Before Chen Jingrun, the progress of even numbers can be expressed as the sum of the products of S prime numbers and T prime numbers (referred to as the "s+t" problem) as follows:
1920, Bren of Norway proved "9+9".
1924, Rademacher proved "7+7".
1932, Esterman of England proved "6+6".
1937, Ricei of Italy proved "5+7", "4+9", "3+ 15" and "2+366" successively.
1938, Byxwrao of the Soviet Union proved "5+5".
1940, Byxwrao of the Soviet Union proved "4+4".

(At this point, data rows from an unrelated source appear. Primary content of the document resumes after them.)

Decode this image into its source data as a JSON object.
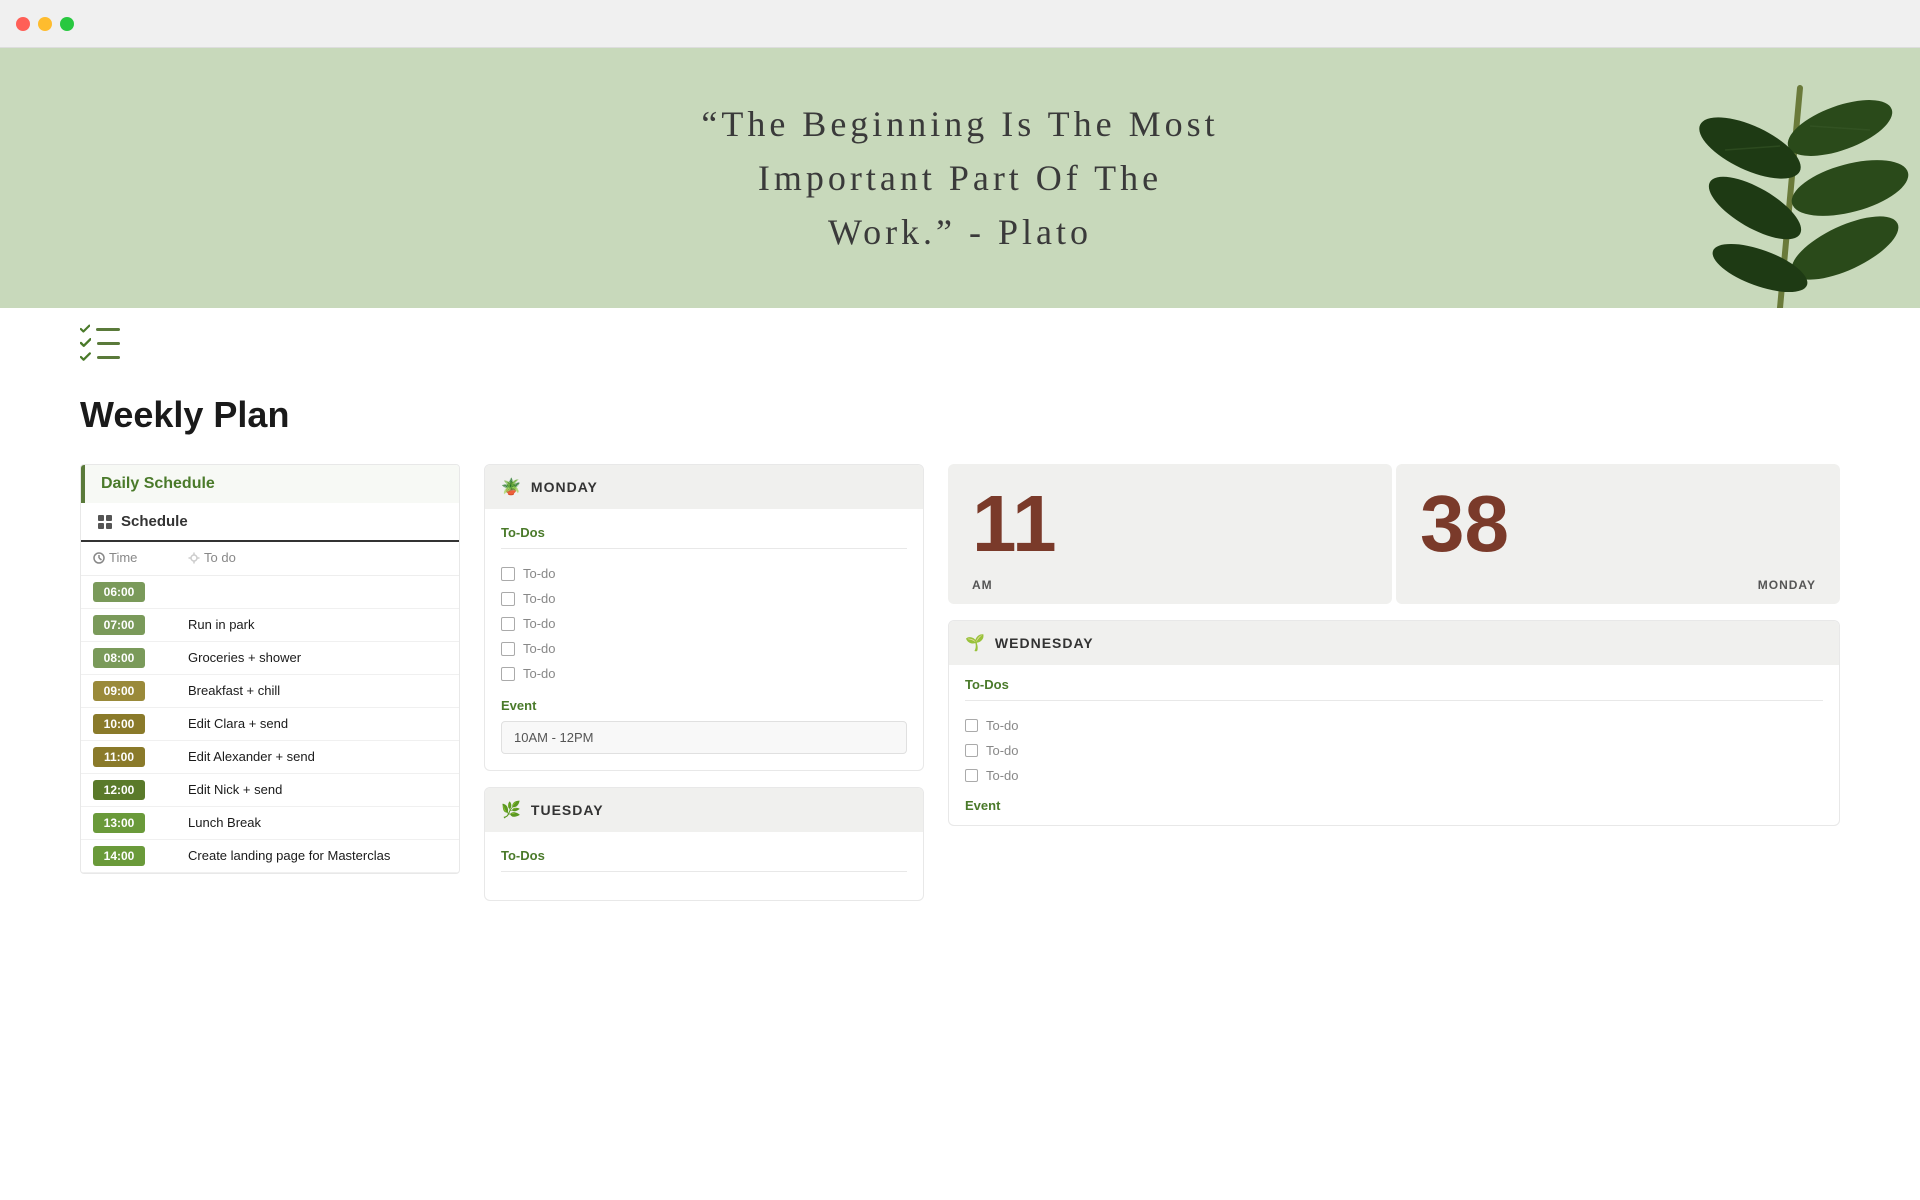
{
  "browser": {
    "traffic_lights": [
      "red",
      "yellow",
      "green"
    ]
  },
  "hero": {
    "quote": "“The Beginning Is The Most\nImportant Part Of The\nWork.” - Plato"
  },
  "page": {
    "title": "Weekly Plan"
  },
  "sidebar": {
    "header": "Daily Schedule",
    "schedule_label": "Schedule",
    "columns": {
      "time_header": "Time",
      "todo_header": "To do"
    },
    "rows": [
      {
        "time": "06:00",
        "color_class": "time-06",
        "task": ""
      },
      {
        "time": "07:00",
        "color_class": "time-07",
        "task": "Run in park"
      },
      {
        "time": "08:00",
        "color_class": "time-08",
        "task": "Groceries + shower"
      },
      {
        "time": "09:00",
        "color_class": "time-09",
        "task": "Breakfast + chill"
      },
      {
        "time": "10:00",
        "color_class": "time-10",
        "task": "Edit Clara + send"
      },
      {
        "time": "11:00",
        "color_class": "time-11",
        "task": "Edit Alexander + send"
      },
      {
        "time": "12:00",
        "color_class": "time-12",
        "task": "Edit Nick + send"
      },
      {
        "time": "13:00",
        "color_class": "time-13",
        "task": "Lunch Break"
      },
      {
        "time": "14:00",
        "color_class": "time-14",
        "task": "Create landing page for Masterclas"
      }
    ]
  },
  "monday": {
    "day": "MONDAY",
    "emoji": "🪴",
    "todos_label": "To-Dos",
    "todos": [
      "To-do",
      "To-do",
      "To-do",
      "To-do",
      "To-do"
    ],
    "event_label": "Event",
    "event_value": "10AM - 12PM"
  },
  "tuesday": {
    "day": "TUESDAY",
    "emoji": "🌿",
    "todos_label": "To-Dos"
  },
  "clock": {
    "hours": "11",
    "minutes": "38",
    "period": "AM",
    "day": "MONDAY"
  },
  "wednesday": {
    "day": "WEDNESDAY",
    "emoji": "🌱",
    "todos_label": "To-Dos",
    "todos": [
      "To-do",
      "To-do",
      "To-do"
    ],
    "event_label": "Event"
  }
}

1948, Hungary's benevolence and righteousness proved "1+c", where c is the number of nature.
1956, Wang Yuan of China proved "3+4".
1957, China and Wang Yuan successively proved "3+3" and "2+3".
1962, Pan Chengdong of China and Barba of the Soviet Union proved "1+5".
Wang Yuan of China proved "1+4".
1965, Byxwrao and vinogradov Jr of the Soviet Union and Bombieri of Italy proved "1+3".
1966, China Chen Jingrun proved "1+2".
Who will finally overcome the problem of "1+ 1"? It is still unpredictable.
Briefly introduce the most famous Goldbach conjecture, I hope it will help you.